L’analyse technique met en évidence une nouvelle impulsion haussière. Les traders disposent actuellement de deux déséquilibres « bullish » (24 et 25), au sein desquels des opportunités d’achat peuvent être envisagées. Le déséquilibre 24 a déjà généré un signal « bullish » sur lequel les traders ont pu intervenir. Il n’existe pour l’instant aucun schéma « bearish ». Aucun balayage de liquidité n’a été observé récemment. En conséquence, les traders n’ont pour l’instant qu’à conserver leurs positions longues ouvertes. Un nouveau déséquilibre « bullish » pourrait se former la semaine prochaine après la forte hausse de vendredi.

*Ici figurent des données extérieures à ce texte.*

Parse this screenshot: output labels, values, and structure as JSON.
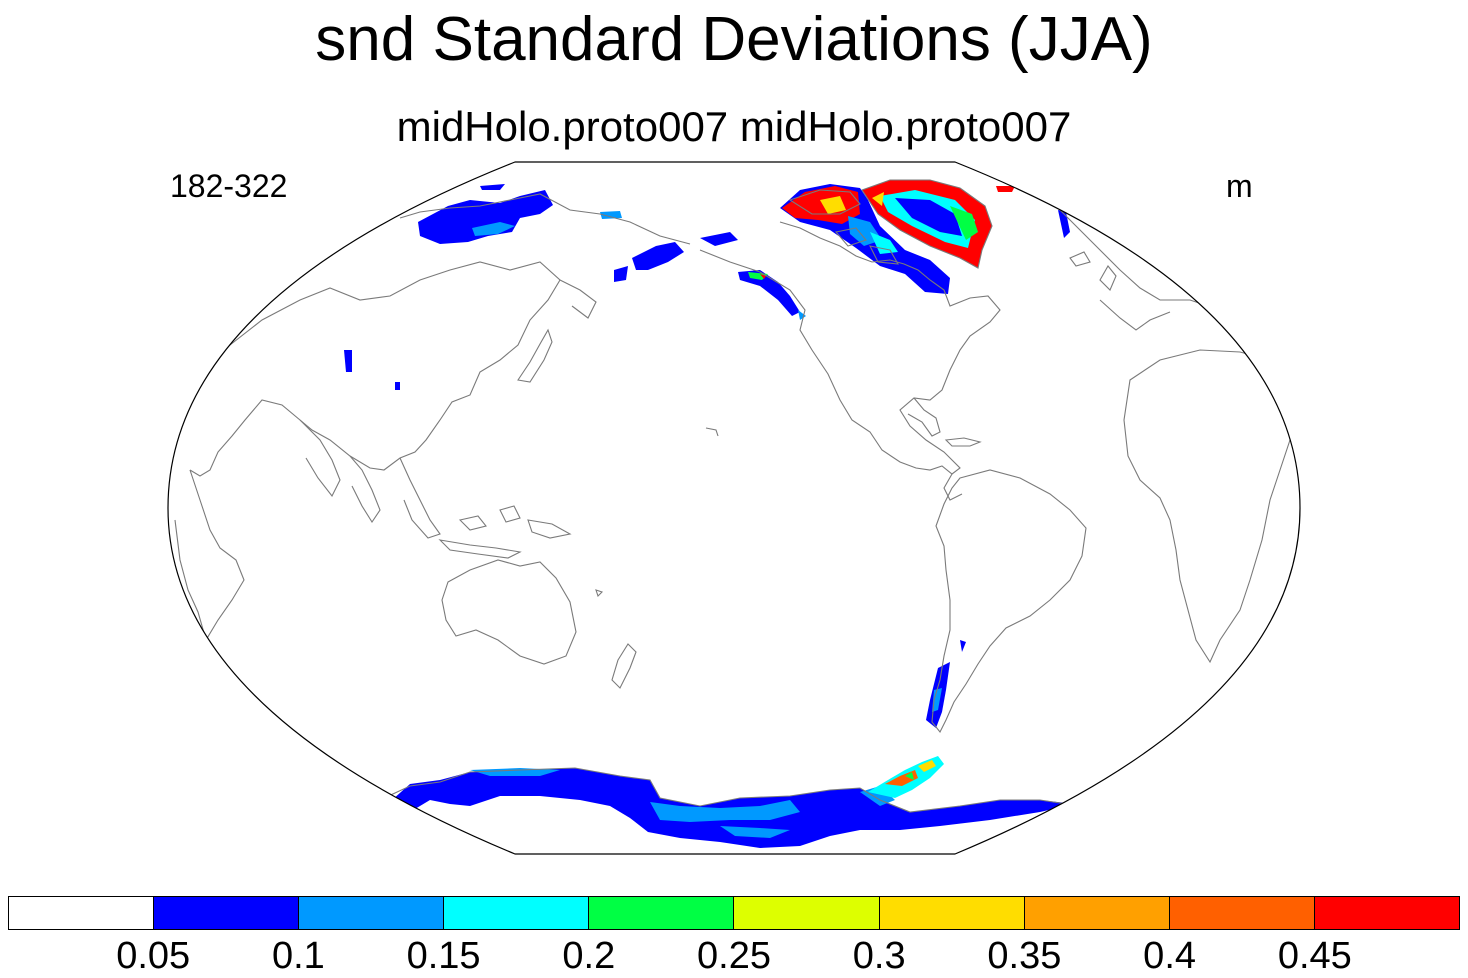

Le contexte macroéconomique de vendredi n’a pas été la cause principale du nouveau repli du dollar et du retrait des vendeurs. Les premiers rapports n’ont été publiés qu’il y a quelques heures et ont pleinement soutenu les acheteurs. Les ventes au détail américaines se sont révélées bien plus faibles qu’anticipé par le marché, tandis que l’indice de confiance des consommateurs de l’Université du Michigan a montré une nouvelle dégradation. Ainsi, les données américaines n’ont fait que permettre aux acheteurs de renforcer encore la dynamique haussière.

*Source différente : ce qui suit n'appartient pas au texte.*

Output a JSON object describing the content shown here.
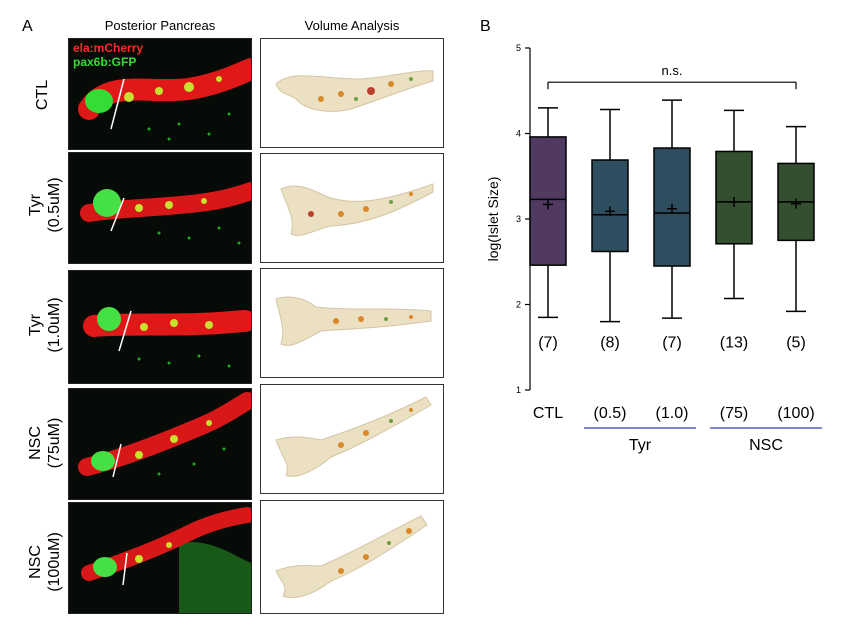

Sur le plan fondamental, le tableau général reste tel que, à long terme, je vois peu de raisons d’anticiper autre chose qu’un repli du dollar. La guerre entre l’Iran et les États-Unis n’a pas modifié cette vision. La perspective de hausses de taux de la Fed en 2026 ne l’a pas modifiée non plus. Les développements géopolitiques ont conduit le marché à se focaliser pendant plusieurs mois sur le statut de valeur refuge du dollar, mais le conflit a déjà dépassé sa phase active. Les probabilités d’un resserrement monétaire du FOMC ont nettement reculé ces dernières semaines, ce qui pèse sur la devise américaine. Par conséquent, à mon sens, toute remontée du dollar reste temporaire et guidée par des facteurs de court terme. Je ne vois pas de raison justifiant une nouvelle impulsion baissière majeure.
Le 17 août, le calendrier économique ne comporte aucune publication significative. Le contexte macroéconomique ne devrait donc guère influer sur le sentiment de marché lundi.

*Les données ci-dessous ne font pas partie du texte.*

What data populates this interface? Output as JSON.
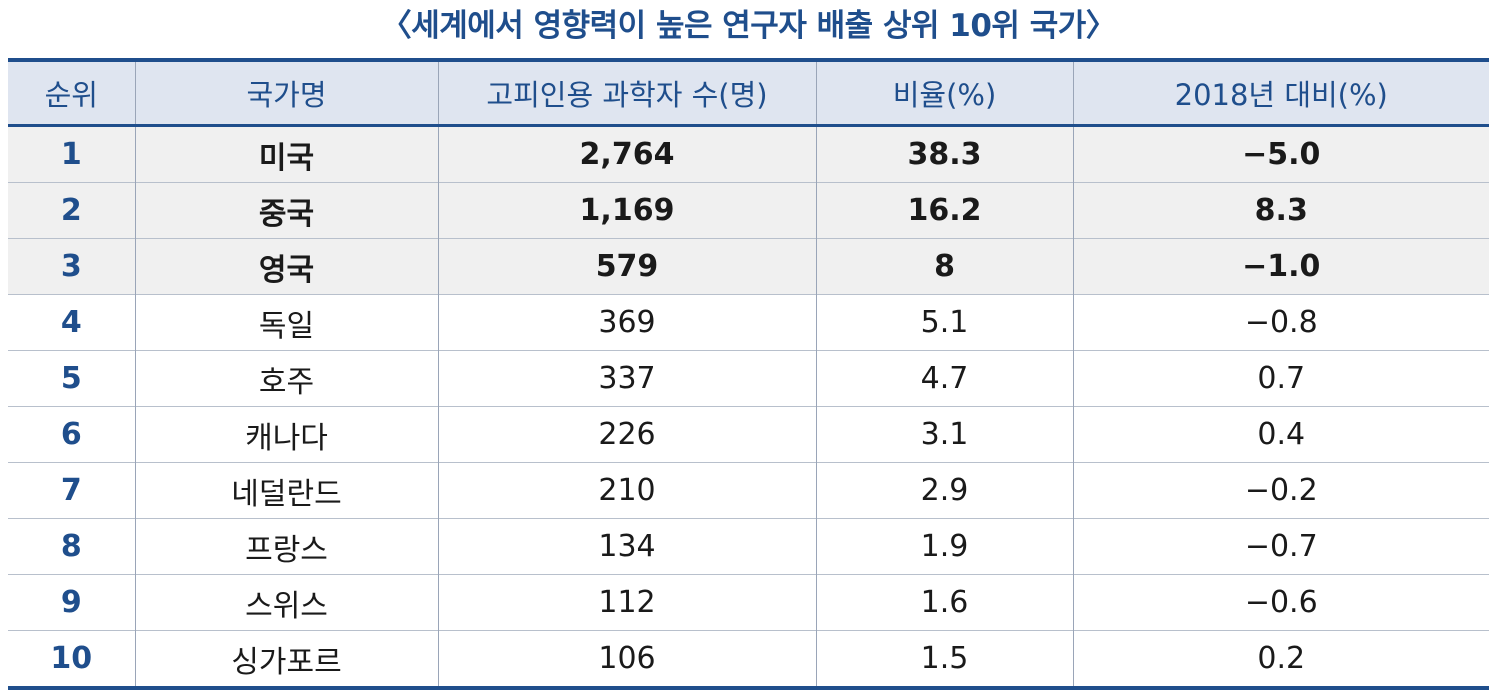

La tendance de long terme sur la livre reste haussière. Après des balayages de liquidité sur les deux derniers swings, les acheteurs ont lancé une nouvelle impulsion, suivie d’un repli correctif, puis d’un nouveau mouvement haussier. À court terme, je m’attends à ce que la livre poursuive sa progression, la probabilité d’un resserrement monétaire du FOMC étant actuellement extrêmement faible. Si les vendeurs initient une nouvelle offensive, des schémas baissiers seront nécessaires pour ouvrir des positions vendeuses, mais il n’y en a pas pour l’instant. Les acheteurs ont reçu un signal d’achat à partir du déséquilibre 24, qui reste valide. Les objectifs de poursuite de la hausse de la livre se situent aux sommets du 15 juillet et du 1er mai, à 1,3557 et 1,3656 respectivement ; le premier objectif a déjà été atteint. Les traders doivent surveiller de près le swing à 1,3557, à partir duquel un balayage de liquidité pourrait se produire. Si tel est le cas, la livre pourrait corriger à la baisse.